Large Language Models (LLMs) sind ein weiteres Forschungsgebiet, an dem Künstliche Intelligenz bei der Datenanalyse eingesetzt werden können. Das Ziel ist hier, dem Forscher bei der Übersetzung von inhaltlichen Modellen in empirisch testbare Hypothesen zu helfen. Am Thomas Bayes Institut erforschen wir die Möglichkeiten, Large Language Modelle als ‚Assistent‘ bei der Erstellung von statistischen Modellen und sogar ganzen Versuchsdesigns zu verwenden. In Kooperation mit der University of Virginia spezialisieren wir dafür LLMs auf diese Aufgaben.
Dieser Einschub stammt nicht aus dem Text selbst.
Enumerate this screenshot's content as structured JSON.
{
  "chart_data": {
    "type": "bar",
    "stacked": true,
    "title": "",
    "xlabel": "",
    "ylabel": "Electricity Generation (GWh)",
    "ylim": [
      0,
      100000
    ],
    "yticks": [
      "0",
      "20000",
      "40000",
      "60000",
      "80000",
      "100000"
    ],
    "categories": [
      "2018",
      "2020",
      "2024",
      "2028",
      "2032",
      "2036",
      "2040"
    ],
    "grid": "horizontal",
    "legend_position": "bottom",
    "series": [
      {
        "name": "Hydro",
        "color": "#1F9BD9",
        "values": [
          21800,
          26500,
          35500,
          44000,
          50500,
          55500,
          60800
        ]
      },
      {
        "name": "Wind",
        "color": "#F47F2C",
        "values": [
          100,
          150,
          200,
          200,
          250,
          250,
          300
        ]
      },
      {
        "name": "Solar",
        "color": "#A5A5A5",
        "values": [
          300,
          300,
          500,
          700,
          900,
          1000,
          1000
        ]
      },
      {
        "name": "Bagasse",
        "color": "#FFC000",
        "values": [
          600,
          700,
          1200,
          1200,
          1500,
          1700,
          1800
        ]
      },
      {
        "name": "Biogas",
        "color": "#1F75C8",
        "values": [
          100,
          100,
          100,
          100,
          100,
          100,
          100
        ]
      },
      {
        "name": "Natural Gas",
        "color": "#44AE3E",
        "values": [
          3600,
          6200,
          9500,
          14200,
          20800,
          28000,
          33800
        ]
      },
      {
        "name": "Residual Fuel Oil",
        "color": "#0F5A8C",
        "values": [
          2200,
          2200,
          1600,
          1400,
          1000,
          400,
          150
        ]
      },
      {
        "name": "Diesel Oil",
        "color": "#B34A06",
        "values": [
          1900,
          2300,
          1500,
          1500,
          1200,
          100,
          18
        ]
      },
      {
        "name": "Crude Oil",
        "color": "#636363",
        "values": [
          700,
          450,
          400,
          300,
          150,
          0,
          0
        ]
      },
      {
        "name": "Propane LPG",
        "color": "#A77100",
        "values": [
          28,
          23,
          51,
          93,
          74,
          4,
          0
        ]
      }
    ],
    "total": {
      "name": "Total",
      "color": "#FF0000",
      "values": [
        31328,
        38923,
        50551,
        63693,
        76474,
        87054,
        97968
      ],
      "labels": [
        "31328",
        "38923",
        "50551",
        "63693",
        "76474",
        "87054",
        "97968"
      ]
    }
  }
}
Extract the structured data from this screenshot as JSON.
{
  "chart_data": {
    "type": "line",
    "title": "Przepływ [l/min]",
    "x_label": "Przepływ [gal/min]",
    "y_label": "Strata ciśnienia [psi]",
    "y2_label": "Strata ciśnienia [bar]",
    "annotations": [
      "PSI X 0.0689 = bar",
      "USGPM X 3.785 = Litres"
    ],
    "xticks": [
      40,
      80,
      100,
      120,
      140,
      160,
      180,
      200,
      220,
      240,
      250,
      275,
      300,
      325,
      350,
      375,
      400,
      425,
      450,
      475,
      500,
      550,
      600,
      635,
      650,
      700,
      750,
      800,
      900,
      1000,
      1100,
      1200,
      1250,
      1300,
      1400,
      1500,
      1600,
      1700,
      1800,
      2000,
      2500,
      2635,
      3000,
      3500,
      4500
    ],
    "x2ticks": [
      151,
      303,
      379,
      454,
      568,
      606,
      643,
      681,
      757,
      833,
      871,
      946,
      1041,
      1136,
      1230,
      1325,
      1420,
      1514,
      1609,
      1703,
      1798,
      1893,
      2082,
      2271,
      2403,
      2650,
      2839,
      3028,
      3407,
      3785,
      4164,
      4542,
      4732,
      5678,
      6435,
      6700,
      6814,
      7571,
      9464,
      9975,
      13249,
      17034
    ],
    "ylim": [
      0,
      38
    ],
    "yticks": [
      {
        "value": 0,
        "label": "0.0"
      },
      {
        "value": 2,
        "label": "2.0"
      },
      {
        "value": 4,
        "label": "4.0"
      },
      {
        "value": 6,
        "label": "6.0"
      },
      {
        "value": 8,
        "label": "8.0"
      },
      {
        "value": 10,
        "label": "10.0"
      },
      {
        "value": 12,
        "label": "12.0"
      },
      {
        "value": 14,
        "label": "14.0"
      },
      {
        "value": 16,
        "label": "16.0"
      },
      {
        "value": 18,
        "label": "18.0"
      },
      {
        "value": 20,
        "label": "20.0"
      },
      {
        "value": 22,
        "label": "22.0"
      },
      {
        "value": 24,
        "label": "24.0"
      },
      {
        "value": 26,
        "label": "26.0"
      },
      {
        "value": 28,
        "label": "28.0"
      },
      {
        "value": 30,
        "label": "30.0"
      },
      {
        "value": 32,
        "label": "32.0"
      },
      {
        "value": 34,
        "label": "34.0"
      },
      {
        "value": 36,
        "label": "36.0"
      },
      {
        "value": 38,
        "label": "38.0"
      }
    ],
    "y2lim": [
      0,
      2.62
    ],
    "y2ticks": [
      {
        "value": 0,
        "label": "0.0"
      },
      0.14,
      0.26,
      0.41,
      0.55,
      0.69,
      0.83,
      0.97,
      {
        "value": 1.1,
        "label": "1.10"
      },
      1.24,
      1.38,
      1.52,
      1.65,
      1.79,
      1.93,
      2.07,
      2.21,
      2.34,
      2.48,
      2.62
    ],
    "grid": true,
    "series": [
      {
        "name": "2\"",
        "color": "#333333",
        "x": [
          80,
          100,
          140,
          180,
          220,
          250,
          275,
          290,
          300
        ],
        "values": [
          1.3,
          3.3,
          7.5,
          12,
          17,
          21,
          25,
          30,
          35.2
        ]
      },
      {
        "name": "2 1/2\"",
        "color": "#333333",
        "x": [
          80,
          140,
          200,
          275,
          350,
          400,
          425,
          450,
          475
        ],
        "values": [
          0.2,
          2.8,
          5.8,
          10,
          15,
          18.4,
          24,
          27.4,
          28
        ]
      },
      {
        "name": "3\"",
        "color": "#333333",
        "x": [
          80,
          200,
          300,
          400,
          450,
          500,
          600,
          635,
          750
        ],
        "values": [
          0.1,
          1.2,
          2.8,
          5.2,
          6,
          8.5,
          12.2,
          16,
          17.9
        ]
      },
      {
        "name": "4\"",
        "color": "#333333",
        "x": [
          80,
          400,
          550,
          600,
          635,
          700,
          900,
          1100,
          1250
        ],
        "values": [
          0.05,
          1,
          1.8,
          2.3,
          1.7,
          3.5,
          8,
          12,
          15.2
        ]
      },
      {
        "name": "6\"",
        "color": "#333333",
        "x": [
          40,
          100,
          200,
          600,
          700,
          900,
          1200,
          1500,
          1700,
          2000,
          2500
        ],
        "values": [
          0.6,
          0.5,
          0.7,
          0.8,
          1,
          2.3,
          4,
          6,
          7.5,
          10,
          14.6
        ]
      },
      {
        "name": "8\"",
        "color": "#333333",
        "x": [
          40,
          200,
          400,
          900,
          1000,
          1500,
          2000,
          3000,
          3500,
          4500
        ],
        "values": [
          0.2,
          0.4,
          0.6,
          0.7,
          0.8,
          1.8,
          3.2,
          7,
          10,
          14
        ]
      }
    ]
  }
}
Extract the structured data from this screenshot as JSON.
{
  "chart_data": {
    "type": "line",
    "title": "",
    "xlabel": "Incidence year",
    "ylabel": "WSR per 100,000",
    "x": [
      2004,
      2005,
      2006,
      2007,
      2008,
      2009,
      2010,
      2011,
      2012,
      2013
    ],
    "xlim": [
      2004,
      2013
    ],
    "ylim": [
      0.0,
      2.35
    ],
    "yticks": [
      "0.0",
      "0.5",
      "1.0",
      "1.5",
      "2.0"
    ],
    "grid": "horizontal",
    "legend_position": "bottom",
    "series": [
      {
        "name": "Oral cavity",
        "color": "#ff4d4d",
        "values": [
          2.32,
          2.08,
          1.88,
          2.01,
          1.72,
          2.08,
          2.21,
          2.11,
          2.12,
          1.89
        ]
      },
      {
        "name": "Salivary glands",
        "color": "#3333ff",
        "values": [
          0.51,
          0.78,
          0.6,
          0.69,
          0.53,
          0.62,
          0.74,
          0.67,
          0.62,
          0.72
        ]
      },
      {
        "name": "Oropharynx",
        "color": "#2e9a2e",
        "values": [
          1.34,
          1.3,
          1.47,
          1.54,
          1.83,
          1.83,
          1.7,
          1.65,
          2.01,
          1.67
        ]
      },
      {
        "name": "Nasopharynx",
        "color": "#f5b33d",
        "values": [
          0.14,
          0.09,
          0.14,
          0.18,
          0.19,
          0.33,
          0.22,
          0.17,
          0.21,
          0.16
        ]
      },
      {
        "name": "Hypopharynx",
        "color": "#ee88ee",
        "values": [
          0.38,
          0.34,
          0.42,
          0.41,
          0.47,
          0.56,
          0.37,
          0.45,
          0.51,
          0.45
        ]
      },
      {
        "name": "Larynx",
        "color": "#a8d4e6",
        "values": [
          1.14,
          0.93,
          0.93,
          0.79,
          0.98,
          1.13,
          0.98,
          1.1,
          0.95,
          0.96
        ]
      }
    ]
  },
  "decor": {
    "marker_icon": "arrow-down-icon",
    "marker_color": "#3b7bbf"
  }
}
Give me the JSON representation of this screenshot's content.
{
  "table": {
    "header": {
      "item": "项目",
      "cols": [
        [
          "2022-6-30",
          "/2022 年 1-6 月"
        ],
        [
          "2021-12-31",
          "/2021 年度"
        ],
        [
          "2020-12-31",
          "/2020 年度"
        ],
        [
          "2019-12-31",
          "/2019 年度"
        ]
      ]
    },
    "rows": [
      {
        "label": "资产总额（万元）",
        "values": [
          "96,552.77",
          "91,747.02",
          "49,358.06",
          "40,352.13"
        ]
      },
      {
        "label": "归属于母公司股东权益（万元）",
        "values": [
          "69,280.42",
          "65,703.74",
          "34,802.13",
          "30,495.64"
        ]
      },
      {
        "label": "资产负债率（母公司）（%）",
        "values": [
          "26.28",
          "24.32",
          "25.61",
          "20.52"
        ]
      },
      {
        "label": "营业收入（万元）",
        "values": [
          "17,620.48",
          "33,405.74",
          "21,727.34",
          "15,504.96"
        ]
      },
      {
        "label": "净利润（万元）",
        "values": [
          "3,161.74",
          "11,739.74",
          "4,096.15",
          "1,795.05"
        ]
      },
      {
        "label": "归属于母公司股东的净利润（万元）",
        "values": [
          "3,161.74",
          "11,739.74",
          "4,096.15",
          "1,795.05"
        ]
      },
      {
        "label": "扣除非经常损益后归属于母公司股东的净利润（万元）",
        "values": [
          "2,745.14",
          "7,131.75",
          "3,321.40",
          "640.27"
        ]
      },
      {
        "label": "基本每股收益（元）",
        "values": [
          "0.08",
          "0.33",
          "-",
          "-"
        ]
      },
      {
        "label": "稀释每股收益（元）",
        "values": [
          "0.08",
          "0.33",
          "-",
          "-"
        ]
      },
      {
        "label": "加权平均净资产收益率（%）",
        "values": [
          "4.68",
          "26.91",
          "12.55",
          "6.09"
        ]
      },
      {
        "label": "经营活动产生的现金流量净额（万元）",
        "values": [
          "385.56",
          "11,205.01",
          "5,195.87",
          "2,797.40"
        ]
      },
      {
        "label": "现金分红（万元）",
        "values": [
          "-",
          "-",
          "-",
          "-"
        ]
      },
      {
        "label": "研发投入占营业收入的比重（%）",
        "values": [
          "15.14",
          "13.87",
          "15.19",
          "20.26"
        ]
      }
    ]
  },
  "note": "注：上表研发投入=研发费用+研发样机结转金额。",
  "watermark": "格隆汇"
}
Im Bereich der künstlichen Intelligenz zur Datenanalyse forschen wir am Thomas Bayes Institut an (1) effizienten und flexiblen Methoden zur Schätzung der Leistung von Classifiern und Inferenz darüber, (2) an Anwendungen von Classifier-Methoden für kleine Probandenzahlen, (3) Zusammenfassung von klassisch nicht-parametrischen Tests in ein einfaches, uniformes und bayesianisches Inferenzverfahren, und (4) der Anwendung von LLM bei der Erstellung von Analysemodellen und Versuchsdesigns.